J. Guardiola*1, L. Rodriguez-Alonso1, A. Padullés2, P. Ariadna3, H. Colom4, E. Santacana2, C. Arajol1, A. Ruiz-Cerulla1, J. Bas5, F. Morandeira5, F. Rodriguez-Moranta1, N. Padullés2

1Hospital Universitario de Bellvitge, Gastroenterology, L´Hospitalet de Llobregat, Spain, 2Hospital Universitario de Bellvitge, Pharmacy, L´Hospitalet de Llobregat, Spain, 3Hospital Universitario de Bellvitge, Laboratory of Biochemistry, L´Hospitalet de Llobregat, Spain, 4Barcelona University, Pharmacokinetics. School of Pharmacy, Barcelona, Spain, 5Hospital Universitario de Bellvitge, Immunology, L´Hospitalet de Llobregat, Spain

Background

There is a large inter-patient pharmacokinetic (PK) and pharmacodynamic (PD) variability of infliximab (IFX) in inflammatory bowel disease (IBD) that may affect the clinical outcomes. The rs1143634 polymorphism in the gene coding for IL1β has been associated with the serum concentration of this proinflamatory cytokine and with the response to Infliximab in Crohn’s disease (CD) patients. Unravelling the effect of this genetic polymorphism on IFX exposure might help to refine therapy in patients with IBD.

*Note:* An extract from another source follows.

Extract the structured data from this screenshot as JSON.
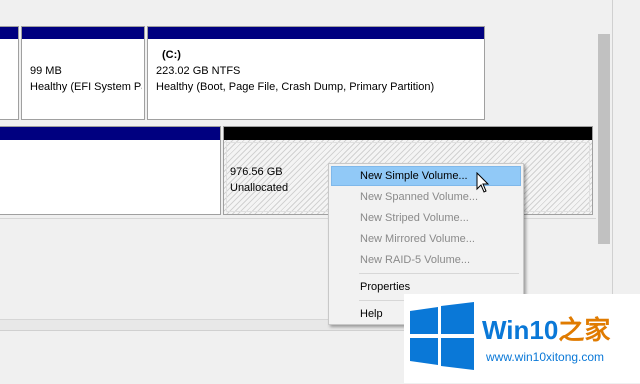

The objective of this study was to assess the effect of the rs1143634 single nucleotide polymorphism (SNP) of IL1β on IFX exposure and PK in IBD patients.

Methods

IBD patients receiving IFX between July 2013 and December 2014 (n = 67) were genotyped for IL1 β polymorphism (CC, CT, and TT). Associations between this SNP and predose concentrations (Cmin, mg/L), dose-adjusted Cmin (Cmin /D, mg.L-1/mg.month-1), area under the concentration-time curve (AUC, mg/h/L), and half-life (t 1/2, days) at steady-state were evaluated. Normalised by dose exposure, parameters were statistically compared after log transformation. Pharmacokinetic and statistical analyses were performed using Nonmem®7.2 and SPSSv19, respectively.

Results

In total, 67 patients were included (56.7% CC, 34.3% CT and 9.0% TT). All patients who developed antibodies towards IFX (ATI) were carriers C (15% of carriers C). Further, 60% of CC patients had Cmin < 3 mg/L vs 17% of TT patients. Univariate analysis demonstrated that median Cmin was statistically lower in CC patients than in TT patients (CC 1.38; CT 2.78; TT 6.40, p = 0.013). Cmin/D (CC 0.04; CT 0.069; TT 0.153, p = 0.019,) and AUC (CC 21771; CT 27825; TT 35875, p = 0.023) were also significantly lower in CC than in TT patients. t1/2 was significantly lower in CC patients than in CT or TT (CC 9.5 vs CT and TT 13) patients (p = 0.038). Analysis of negative ATIs patients (n = 59) showed that median Cmin (2.05 vs 6.40; p = 0.018) and Cmin/D (0.051 vs 0.135, p = 0.036) were significantly lower in CC than in TT patients. Moreover, 55% of CC had a Cmin < 3 mg/L vs 17% of TT patients when ATI was negative.

Conclusion

The rs1143634 polymorphism in the gene coding for IL1β have a major influence on PK of IFX in IBD patients. C allele was associated with lower IFX exposure. Potentially, this polymorphism could be used for IFX dose optimisation.